Submitted to: Journal of Dairy Science
Publication Type: Abstract Only
Publication Acceptance Date: 3/10/2019
Publication Date: 6/23/2019
Citation: Van Raden, P.M. 2019. How to implement genomic selection. Journal of Dairy Science. 102(Suppl. 1):98(abstr. 66).
Technical Abstract: Key features of genomic selection remain essential, and new features continue to be added 10 years after first being implemented. Breeding values with higher reliability earlier in life are estimated by combining DNA genotypes for many thousands of loci using existing identification, pedigree, and phenotype databases for millions of animals. Quality control for both new and previous data greatly improves by comparing genomic and pedigree relationships to fix parent-progeny conflicts and discover many additional ancestors. Many quantitative trait loci and gene tests have been added to previous assays that used only evenly spaced, highly polymorphic markers. Imputation now combines genotypes from many assays of differing marker density. Prediction models have gradually advanced from normal or Bayesian distributions within breed and trait to single-step, multitrait, multibreed, or other more complex models. Genomic selection was initially applied to males to predict progeny performance but now is widely applied to females or even embryos to predict their own later performance. The initial focus on additive merit has expanded to include mating programs, genomic inbreeding, and recessive alleles. Many producers now use DNA testing to decide which heifers should be inseminated with elite dairy, beef, or gender-sorted semen; be embryo donors or recipients; or be sold or kept for breeding.
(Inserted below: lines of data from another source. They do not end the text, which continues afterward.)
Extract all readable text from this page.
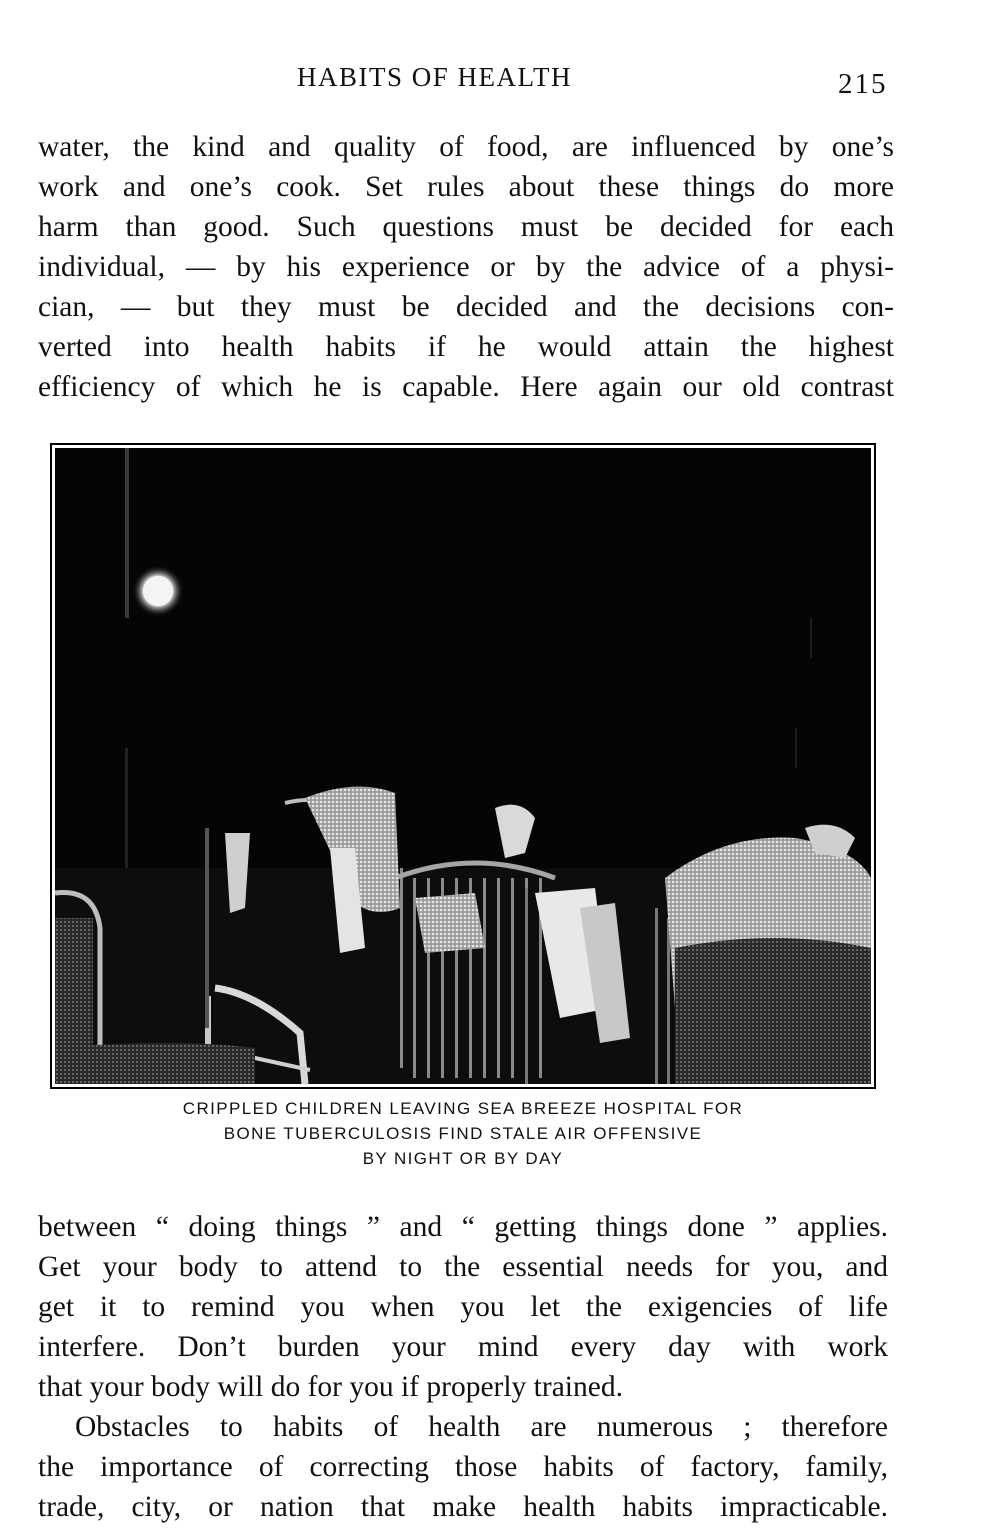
HABITS OF HEALTH	215

water, the kind and quality of food, are influenced by one’s
work and one’s cook. Set rules about these things do more
harm than good. Such questions must be decided for each
individual, — by his experience or by the advice of a physi-
cian, — but they must be decided and the decisions con-
verted into health habits if he would attain the highest
efficiency of which he is capable. Here again our old contrast

CRIPPLED CHILDREN LEAVING SEA BREEZE HOSPITAL FOR
BONE TUBERCULOSIS FIND STALE AIR OFFENSIVE
BY NIGHT OR BY DAY

between “ doing things ” and “ getting things done ” applies.
Get your body to attend to the essential needs for you, and
get it to remind you when you let the exigencies of life
interfere. Don’t burden your mind every day with work
that your body will do for you if properly trained.

Obstacles to habits of health are numerous ; therefore
the importance of correcting those habits of factory, family,
trade, city, or nation that make health habits impracticable.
Because some of these decisions are expensive to delay, predictions are now provided weekly instead of every few months. International genomic databases and predictions are often more accurate than within-country genetic evaluations previously designed for progeny testing. Obtaining predictions from an international database is usually more effective than computing predictions from only local data unless local breeds, conditions, or traits differ greatly from the large database. Selection indexes include many new traits, often with lower heritability or requiring large initial investments to obtain phenotypes, which provide further incentive to cooperate internationally. The genomic prediction methods developed for dairy cattle are now applied widely to many other animal, human, and plant populations.